Tragedy of the Commons in the Lab
Game, 2 effects and manipulations
- Groups of 4 subjects play a game where they receive $20 to keep or donate to the common pool.
- Donations doubled the pot and were equally distributed among players.
- Example: If all donate $20, pool = 80*2 = 160, Each get 40
- But if 1 free-rides, Pool = 60*2 = 120, each get $30 but 1 gets 30+20=50
- Reputation, Punishment effect manipulations (see slides)
proximate mechanism (emotions). - Results: Most donate most of their money %50
- Donations fall over successive rounds, especially final round when end-game is known.
Reputation Effect
and game
- Commons game manipulation
- Reputation Effect: manipulated anonymity and reputation (one group was anonymous, one met their group and were told their results would be told to the others later.

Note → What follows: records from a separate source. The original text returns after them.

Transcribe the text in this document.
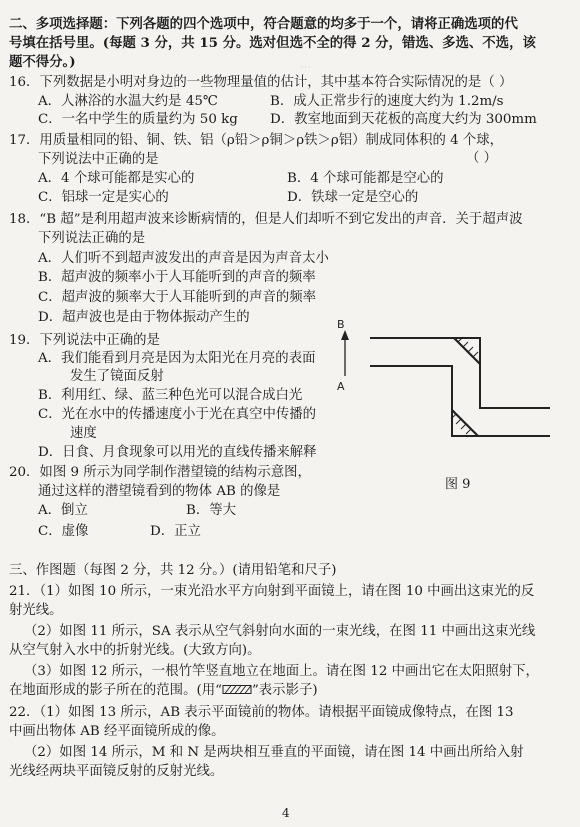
⋯
二、多项选择题：下列各题的四个选项中，符合题意的均多于一个，请将正确选项的代
号填在括号里。(每题 3 分，共 15 分。选对但选不全的得 2 分，错选、多选、不选，该
题不得分。)
16．下列数据是小明对身边的一些物理量值的估计，其中基本符合实际情况的是（ ）
A．人淋浴的水温大约是 45℃	B．成人正常步行的速度大约为 1.2m/s
C．一名中学生的质量约为 50 kg D．教室地面到天花板的高度大约为 300mm
17．用质量相同的铅、铜、铁、铝（ρ铅＞ρ铜＞ρ铁＞ρ铝）制成同体积的 4 个球，
（ ）
下列说法中正确的是
A．4 个球可能都是实心的	B．4 个球可能都是空心的
C．铝球一定是实心的	D．铁球一定是空心的
18．“B 超”是利用超声波来诊断病情的，但是人们却听不到它发出的声音．关于超声波
下列说法正确的是
A．人们听不到超声波发出的声音是因为声音太小
B．超声波的频率小于人耳能听到的声音的频率
C．超声波的频率大于人耳能听到的声音的频率
D．超声波也是由于物体振动产生的
19．下列说法中正确的是
A．我们能看到月亮是因为太阳光在月亮的表面
发生了镜面反射
B．利用红、绿、蓝三种色光可以混合成白光
C．光在水中的传播速度小于光在真空中传播的
速度
D．日食、月食现象可以用光的直线传播来解释
20．如图 9 所示为同学制作潜望镜的结构示意图，
通过这样的潜望镜看到的物体 AB 的像是
A．倒立	B．等大
C．虚像	D．正立
B
A
图 9
三、作图题（每图 2 分，共 12 分。）(请用铅笔和尺子)
21．（1）如图 10 所示，一束光沿水平方向射到平面镜上，请在图 10 中画出这束光的反
射光线。
（2）如图 11 所示，SA 表示从空气斜射向水面的一束光线，在图 11 中画出这束光线
从空气射入水中的折射光线。(大致方向)。
（3）如图 12 所示，一根竹竿竖直地立在地面上。请在图 12 中画出它在太阳照射下，
在地面形成的影子所在的范围。(用“ ”表示影子)
22．（1）如图 13 所示，AB 表示平面镜前的物体。请根据平面镜成像特点，在图 13
中画出物体 AB 经平面镜所成的像。
（2）如图 14 所示，M 和 N 是两块相互垂直的平面镜，请在图 14 中画出所给入射
光线经两块平面镜反射的反射光线。
4
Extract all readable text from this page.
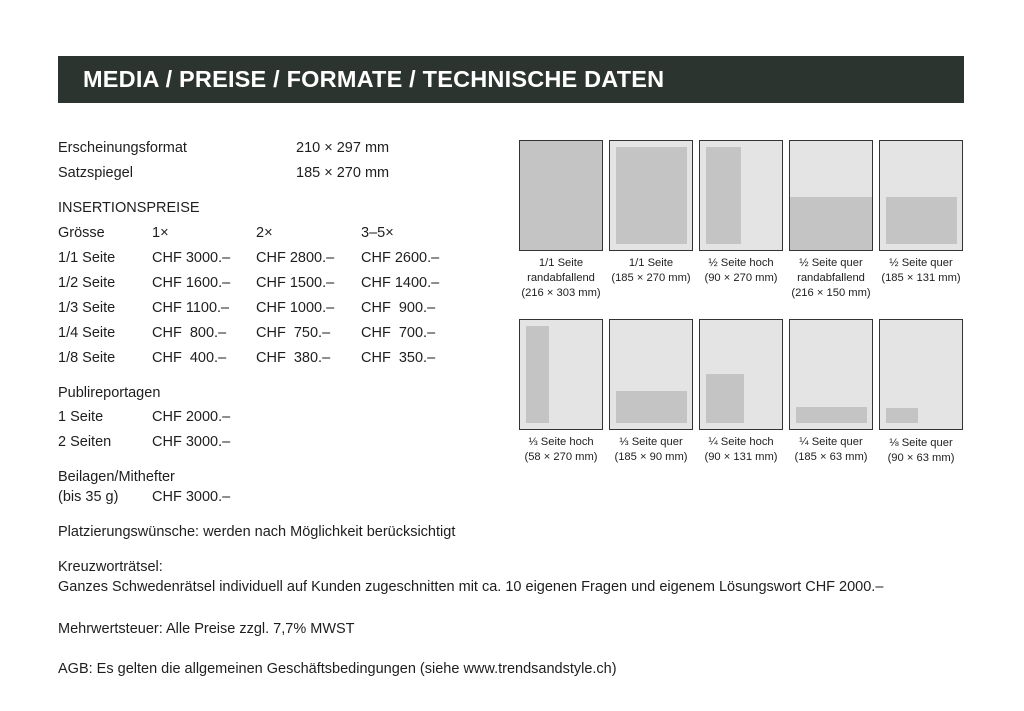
MEDIA / PREISE / FORMATE / TECHNISCHE DATEN
Erscheinungsformat	210 × 297 mm
Satzspiegel	185 × 270 mm
INSERTIONSPREISE
Grösse	1×	2×	3–5×
1/1 Seite	CHF 3000.– CHF 2800.– CHF 2600.–
1/2 Seite	CHF 1600.– CHF 1500.– CHF 1400.–
1/3 Seite	CHF 1100.– CHF 1000.– CHF  900.–
1/4 Seite	CHF  800.– CHF  750.– CHF  700.–
1/8 Seite	CHF  400.– CHF  380.– CHF  350.–
Publireportagen
1 Seite	CHF 2000.–
2 Seiten	CHF 3000.–
Beilagen/Mithefter
(bis 35 g) CHF 3000.–
Platzierungswünsche: werden nach Möglichkeit berücksichtigt
Kreuzworträtsel:
Ganzes Schwedenrätsel individuell auf Kunden zugeschnitten mit ca. 10 eigenen Fragen und eigenem Lösungswort CHF 2000.–
Mehrwertsteuer: Alle Preise zzgl. 7,7% MWST
AGB: Es gelten die allgemeinen Geschäftsbedingungen (siehe www.trendsandstyle.ch)
1/1 Seite
randabfallend
(216 × 303 mm)
1/1 Seite
(185 × 270 mm)
½ Seite hoch
(90 × 270 mm)
½ Seite quer
randabfallend
(216 × 150 mm)
½ Seite quer
(185 × 131 mm)
⅓ Seite hoch
(58 × 270 mm)
⅓ Seite quer
(185 × 90 mm)
¼ Seite hoch
(90 × 131 mm)
¼ Seite quer
(185 × 63 mm)
⅛ Seite quer
(90 × 63 mm)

- Participants gave in non-anonymous/reputation manipulation
Punishment Effect
game and order
- Punishment Effect: After each round participants could pay 1 to reduce payout to other player by 3.
- Free riders will never punish or cooperate because both are costly, without benefit
- Free rider punishment is altruistic because it will never benefit the punisher, only future players who play them
- 6 rounds, different players, anonymous (no reputation/reciprocity effects)
- Results: 84% punish at least once, 74% were imposed on free riders by cooperators
- Punishment was harsh, group spent on average, $10. - The less contributed/cheated, the greater the punishment (reflective of our criminal justice system)
- Punishment created more cooperators and no dip at the end of rounds
- Without punishment there was reduced cooperation and a decline to later rounds.
Proximate mechanisms for cooperation & punishment
- Emotion
- Experiment: Scenario where a school project member contributes significantly less to the project, how angry would you be? (1-7). 84% > 5.
- Free-riding makes people angry and the exclusion of a social group may maintain cooperative behaviour.
2nd Order punishment
- Costly punishment maintains contributions to public good and without it, contributions decline over time.
- Problem: Temptation to let others punish while keeping your share (2nd order). Do we punish non-punishers?
- Experiment: the more they contribute collectively, the more they get in return shares, they see how much every player gives, and are allowed to punish. 50% punish, in the next round, only 2% punish. No 2nd order punishment effect.